You Can Use It To Get Pregnant (or Avoid Pregnancy Altogether)

You might have already figured out that cervical mucus is perhaps the biggest clue that you’re ovulating. Knowing we’re ovulating is obviously important for a number of reasons. If we’re actively trying to conceive, the presence of cervical mucus tells us when to have sex for the best chances of conceiving. If we’re trying to avoid pregnancy, we know to avoid sex when fertile cervical mucus is present.

If you’re using the presence of cervical mucus as a method of natural family planning (like the Creighton Model or the Billings Method), it’s important to become comfortable with yourself enough to perform regular exams, or become more diligent in noticing and monitoring the presence of cervical mucus when wiping (it’s important to wipe before urinating). However, any presence of cervical fluid before or after sex probably isn’t reliable, and can be attributed to arousal fluid which is not the same as cervical mucus. Arousal fluid can stretch farther than fertile mucus and also dries out very quickly.

If your cervical mucus is clear and sticky and stretches an inch or more between your thumb and pointer finger, then it’s baby-making time. The consistency of fertile mucus helps the sperm to swim and the pH helps keep the sperm alive. If you’re avoiding pregnancy and there’s a presence of this fertile fluid, then you know to avoid sex for at least two to three days.
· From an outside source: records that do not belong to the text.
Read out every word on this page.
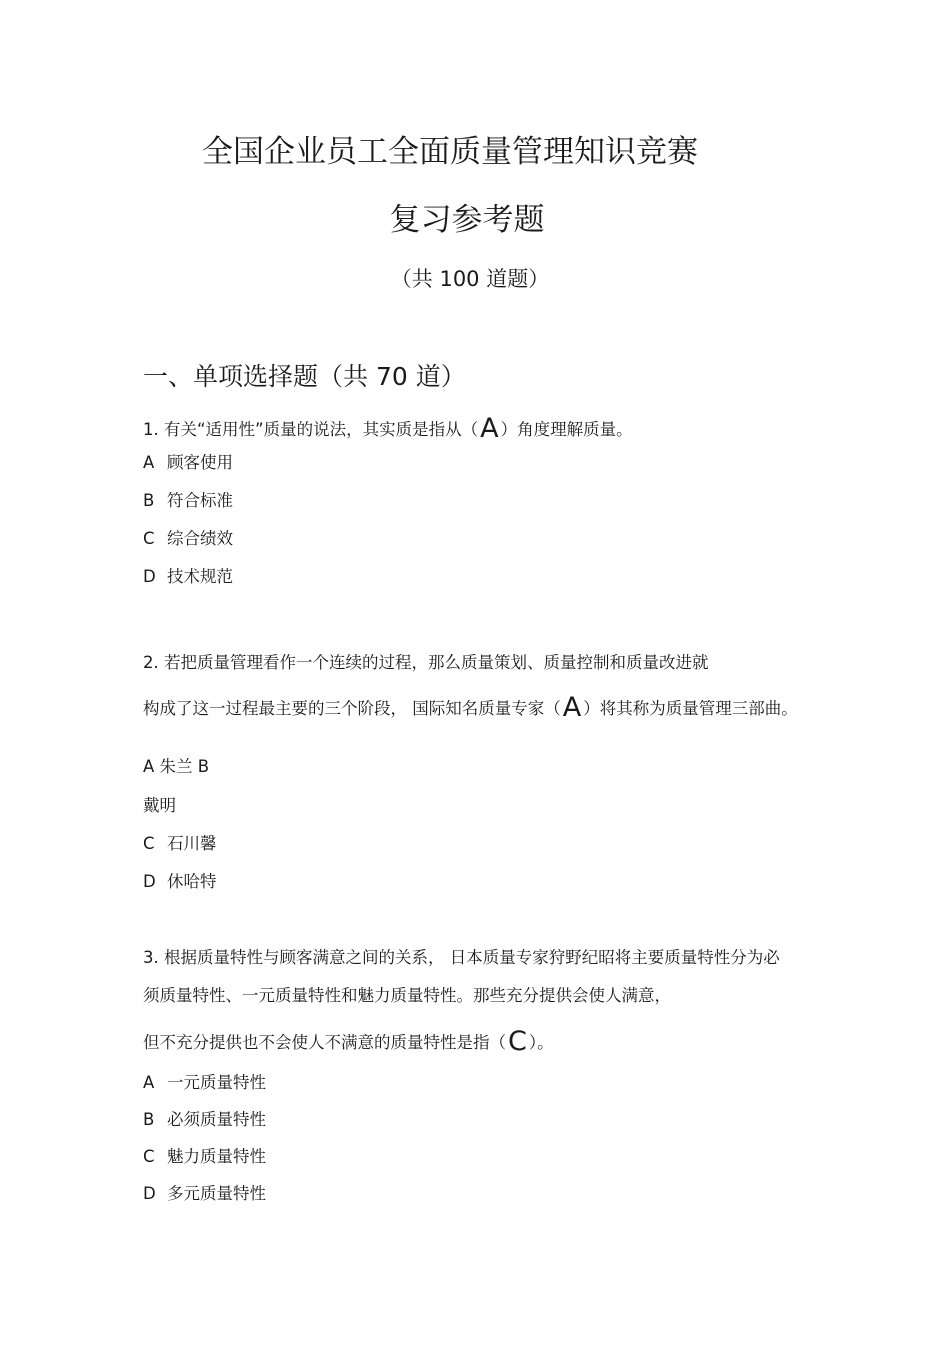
全国企业员工全面质量管理知识竞赛
复习参考题
（共 100 道题）
一、单项选择题（共 70 道）
1. 有关“适用性”质量的说法，其实质是指从（A ）角度理解质量。
A 顾客使用
B 符合标准
C 综合绩效
D 技术规范
2. 若把质量管理看作一个连续的过程，那么质量策划、质量控制和质量改进就
构成了这一过程最主要的三个阶段， 国际知名质量专家（A ）将其称为质量管理三部曲。
A 朱兰 B
戴明
C 石川馨
D 休哈特
3. 根据质量特性与顾客满意之间的关系， 日本质量专家狩野纪昭将主要质量特性分为必
须质量特性、一元质量特性和魅力质量特性。那些充分提供会使人满意，
但不充分提供也不会使人不满意的质量特性是指（C ）。
A 一元质量特性
B 必须质量特性
C 魅力质量特性
D 多元质量特性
In addition to charting your cervical mucus, you can track your basal body temperature (BBT) each day too. While the presence of cervical mucus is a positive point of reference that you’re ovulating, taking your BBT (which rises sharply at the time of ovulation, due to an increase in the hormone progesterone) can confirm ovulation after it’s happened. Relying on your BBT to avoid pregnancy will only be effective after you’ve tracked it for a few cycles and discovered the exact pattern of your cycle. Charting your BBT daily, as well as journaling the presence or absence of cervical fluid, can just as easily help you know when to avoid sex if you’re not trying to get pregnant as it can help you conceive. Low BBT temperatures can also indicate issues with ovulation and insufficient progesterone. 

The consistency of fertile mucus helps the sperm to swim and the pH helps keep the sperm alive.

The science behind this is not only fascinating, but shows how effective this type of method really is. A study from the University of North Carolina evaluated women between the ages of 30 to 44 who were trying to conceive and who had histories of hormonal imbalances and reproductive disorders, such as polycystic ovarian syndrome, endometriosis, and pelvic inflammatory disorder. Participants who used the Billings Method through daily journaling of their cervical mucus, intercourse, ovulatory testing, and vaginal bleeding were found to have conceived much more quickly than those who did not.

Why Your CM Is Crucial to Your Health

When we begin to view our cycles as our fifth vital sign, seeing how our cervical mucus acts as a barometer of the wellbeing of our cycles becomes instinctive. It may feel nice or convenient to not have a period or be on hormonal birth control, but sadly, we could be sacrificing vital information about our fertility for the price of convenience.

The presence of cervical mucus not only lets us know when we’re fertile with a high chance of conceiving, but it’s also a quick, easy, and effective way to know where we are in our cycle. If we have irregular cycles or other issues which may point to a hormonal imbalance, noticing the presence or absence of cervical fluid is another piece of the puzzle.

Closing Thoughts

As women, we shouldn’t only evaluate our health based on our skin, weight, or other physical attributes, though those can be good indicators. What’s happening (or not happening) on the inside is just as significant as what’s happening on the outside. While it can be annoying to sacrifice yet another pair of cute panties to our reproductive system, we can rest easy knowing our body is working hard for us, whether we notice it or not.